It is unfortunate to note that sexism is still at its peak in this day and age. There is evidence to back up that claim which comes from a rather unusual place: coding. Women have been found to be much better coders compared to their fellow but only if the gender is not known, according to PeerJ. Male coders have significantly outnumbered their female counterparts. Merely 11.2 percent of the coders were known to be female back in 2013. Though, more women used to study computer science compared to men for many years. As a result of computers being primarily marketed for men, these numbers have fallen.

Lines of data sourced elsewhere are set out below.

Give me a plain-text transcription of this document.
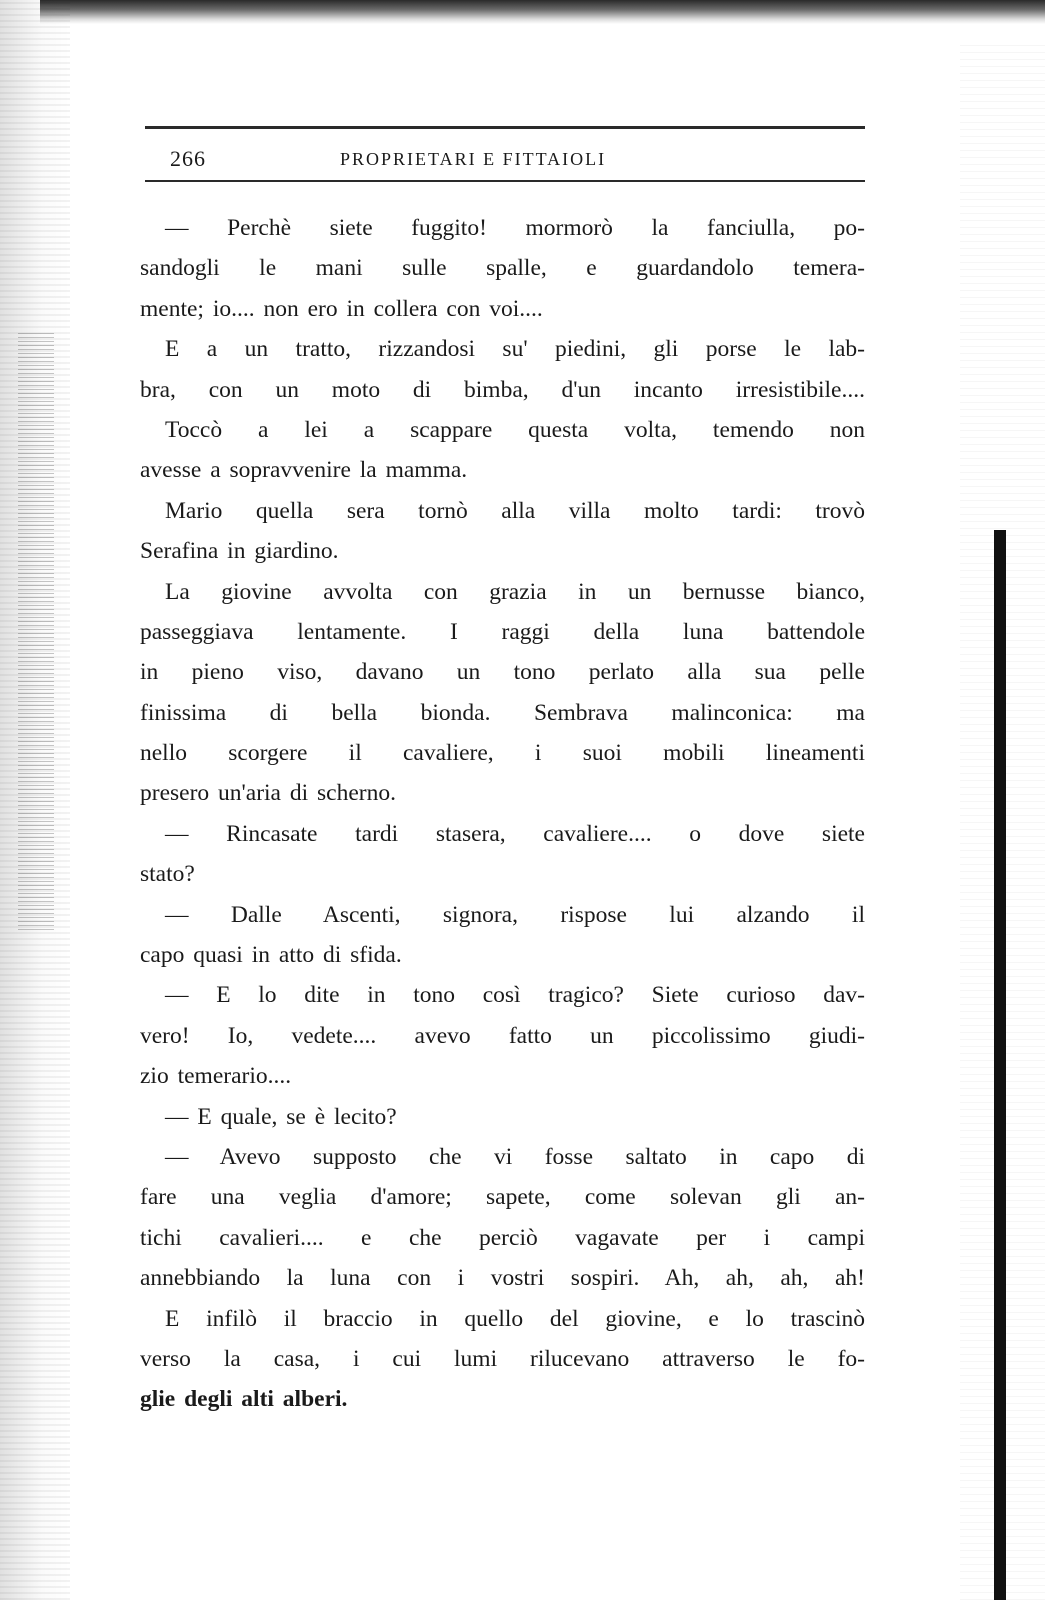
266	PROPRIETARI E FITTAIOLI
— Perchè siete fuggito! mormorò la fanciulla, po-
sandogli le mani sulle spalle, e guardandolo temera-
mente; io.... non ero in collera con voi....
E a un tratto, rizzandosi su' piedini, gli porse le lab-
bra, con un moto di bimba, d'un incanto irresistibile....
Toccò a lei a scappare questa volta, temendo non
avesse a sopravvenire la mamma.
Mario quella sera tornò alla villa molto tardi: trovò
Serafina in giardino.
La giovine avvolta con grazia in un bernusse bianco,
passeggiava lentamente. I raggi della luna battendole
in pieno viso, davano un tono perlato alla sua pelle
finissima di bella bionda. Sembrava malinconica: ma
nello scorgere il cavaliere, i suoi mobili lineamenti
presero un'aria di scherno.
— Rincasate tardi stasera, cavaliere.... o dove siete
stato?
— Dalle Ascenti, signora, rispose lui alzando il
capo quasi in atto di sfida.
— E lo dite in tono così tragico? Siete curioso dav-
vero! Io, vedete.... avevo fatto un piccolissimo giudi-
zio temerario....
— E quale, se è lecito?
— Avevo supposto che vi fosse saltato in capo di
fare una veglia d'amore; sapete, come solevan gli an-
tichi cavalieri.... e che perciò vagavate per i campi
annebbiando la luna con i vostri sospiri. Ah, ah, ah, ah!
E infilò il braccio in quello del giovine, e lo trascinò
verso la casa, i cui lumi rilucevano attraverso le fo-
glie degli alti alberi.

A study was conducted to investigate if such behaviour encouraged sexism in the field of computer science. The assumption was that coders might be extremely critical of the code that women wrote. For the purpose of this study, the researchers focused on GitHub which is among the best open software communities all over the world. Home to code written by millions of coders, this hub continually updates the code library. Once code is written, a pull request is generated. The researchers aimed to learn whether male or female coders had more chances of acceptance.
Upon going through almost 3 million pull requests that were submitted on GitHub, researchers discovered that the code that women wrote received slightly higher acceptance compared to that by male coders. To be precise, this was 78.6 percent against 74.6 percent which roughly translates to a parity of almost 120,000 code pieces. There may be a lot of causes for this outcome. Researchers also considered the possibility of women using particular types of coding language which offers itself more suitable for acceptance. The telling fact is that the acceptance rate of women tops the acceptance rate of male coders ranked in top 10 programming languages such as Java and C.
Moving on to a rather depressing statistic, the study also found that when the female coder’s gender was known the overall pull request acceptance rate dropped from 78.6 percent to 62.5 percent. This suggests that women probably are better coders than men, but only when their gender is not known to people.
This result only confirms the unfortunate fact that people are still gender biased even in such specialist fields. It also clarifies that talented female coders run the risk of being marginalized merely based on their gender. The study has not yet been peer reviewed but it will surely be found contradictory to the origin of computer programming. Just so that you know, among those who introduced computer programming to the world one was a woman named Ada Lovelace.